Todo ese proceso tiene sitio en el turbo a temperaturas altísimas, de entre seiscientos y ochocientos grados centígrados, lo que hace que se necesite enfriar antes que ese aire caliente llegue al sistema de admisión del motor. Para conseguirlo disponemos del intercooler, que recibe ese aire caliente por un extremo y lo enfría para mandarlo al motor a una temperatura inmejorable.

Piezas del motor

Merced a ese enfriamiento aumenta la densidad del aire que recibe el sistema de admisión del motor, un proceso indispensable para el adecuado funcionamiento del vehículo puesto que el aire frío es más espeso, contiene más cantidad de oxígeno que el caliente y el oxígeno es esencial para la explosión de los motores: cuanto más aire frío llegue al motor, más potencia desarrollará nuestro vehículo.

El proceso es supuestamente tan fácil como vital a fin de que el motor funcione correctamente: si bien el aire llegue a temperatura entorno a la caracola de admisión del turbocompresor, se calienta con la presión y precisa que algo lo enfríe ya antes de llegar al motor. Esa es la función del intercooler en aquellos automóviles que montan un sistema de sobrealimentación en su motor: enfriar el aire y mandarlo a la temperatura perfecta al motor.

Dónde se encuentra puesto el intercooler

Lo idóneo es que el intercooler esté puesto en la situación en la que pueda percibir más cantidad de aire procedente del exterior, en tanto que de esa forma va a tardar menos en cumplir su cometido que no es otro que enfriar el flujo de aire que llega procedente del turbo. De ahí que se les acostumbra a localizar en el frontal del vehículo, justo tras la reja.

No obstante, existen algunos automóviles cuyo diseño no dejan poner el intercooler en el frontal y hay que situarlo sobre el motor. En esos casos, la cantidad de aire que llega procedente del exterior es menor, con lo que hay que incorporar ciertas ayudas auxiliares para prosperar el flujo de aire.

Géneros de intercooler

Existen 2 géneros de intercooler, si bien la mayor parte de los automóviles monta exactamente el mismo sistema. El más mayoritario es el intercooler tipo aire–aire, esto es, que una corriente de aire procedente del exterior y a temperatura entorno pasa a través del radiador y enfría el aire procedente del torno ya antes de mandarlo al sistema de admisión del motor.

El segundo género de intercooler es el aire–agua que rebaja la temperatura del aire proveniente de la caracola del torno merced a un sistema de flujo de agua que enfría ese aire.  Son más pequeños que los intercooler aire-aire, con lo que son ideales para automóviles con un espacio libre reducido. Mas, al tiempo, son más complejos y costosos, con lo que no son simples de hallar.

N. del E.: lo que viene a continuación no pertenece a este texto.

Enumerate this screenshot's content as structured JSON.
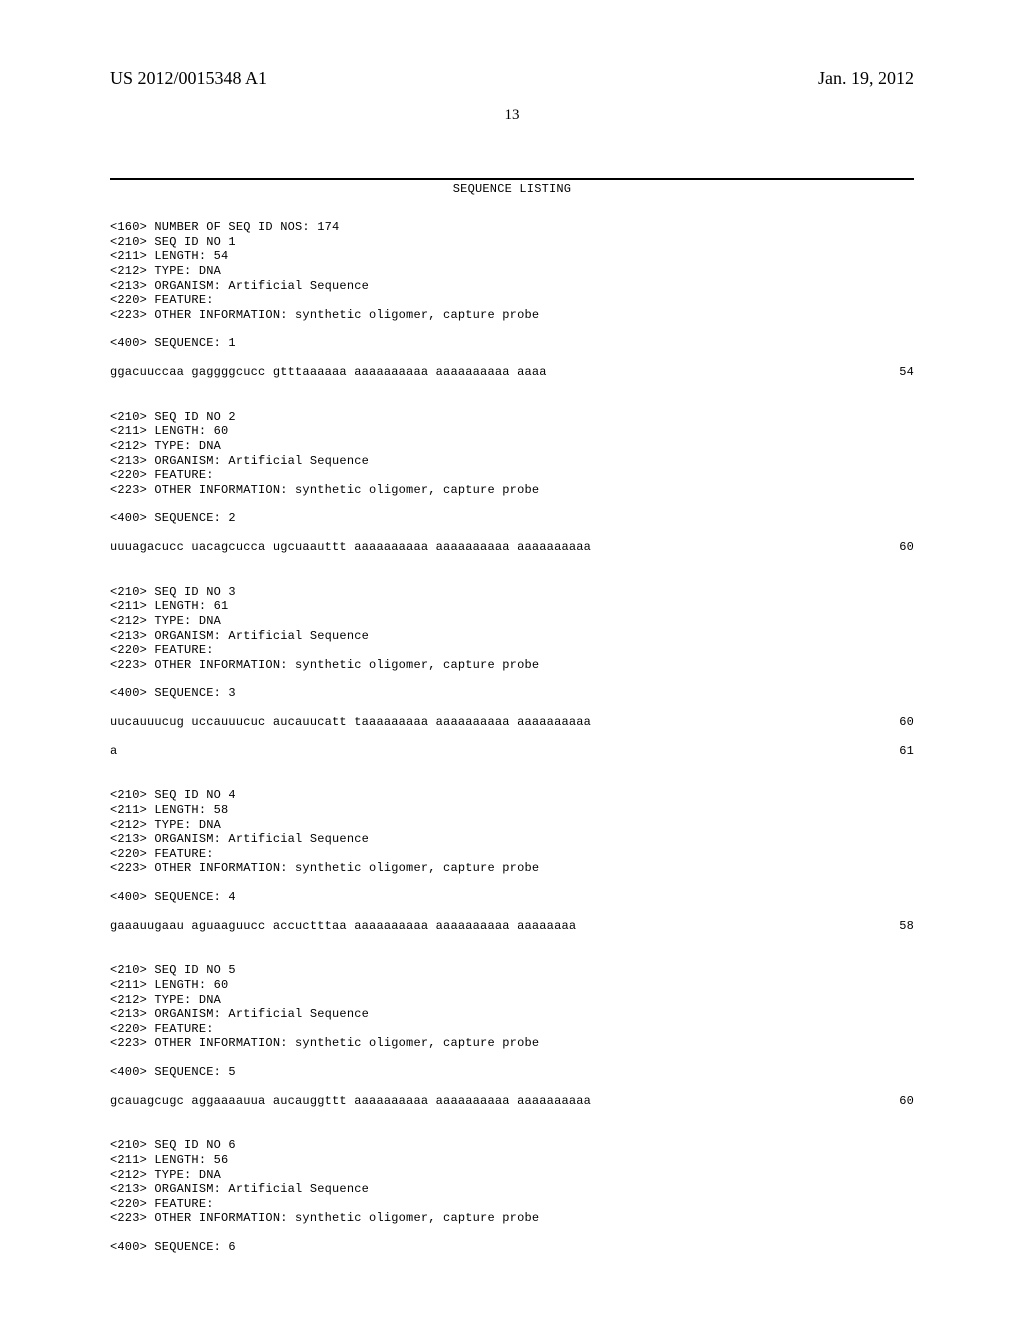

Un complemento en sistemas que emplean turbocompresor

Muchos son los automóviles que, en nuestros días, emplean un turbocompresor: es la mejor forma de que, sin gastar mucho dinero en motores con más posibilidades, se logren buenos resultados tanto de potencia como de eficacia. O sea, merced al turbo nos ahorramos gastar más dinero en el motor de nuestro vehículo.

A fin de que ese sistema funcione adecuadamente, tanto en los motores que montan turbocompresor como en otros con diferentes sistemas de sobrealimentación, es indispensable el intercooler. Merced a esta pieza lograremos nuestro objetivo: reducir la temperatura del aire, incrementando su densidad y, por consiguiente, la cantidad de oxígeno que va a llegar al motor: cuanto más oxígeno llegue, más potencia conseguirá nuestro vehículo.

Bien sabes qué es el intercooler, para qué vale y de qué manera marcha. Ahora, cuando pises el acelerador y entre en funcionamiento el turbo de tu turismo, vas a saber de qué forma logras ese extra de potencia tan preciso en ciertos instantes de tu viaje.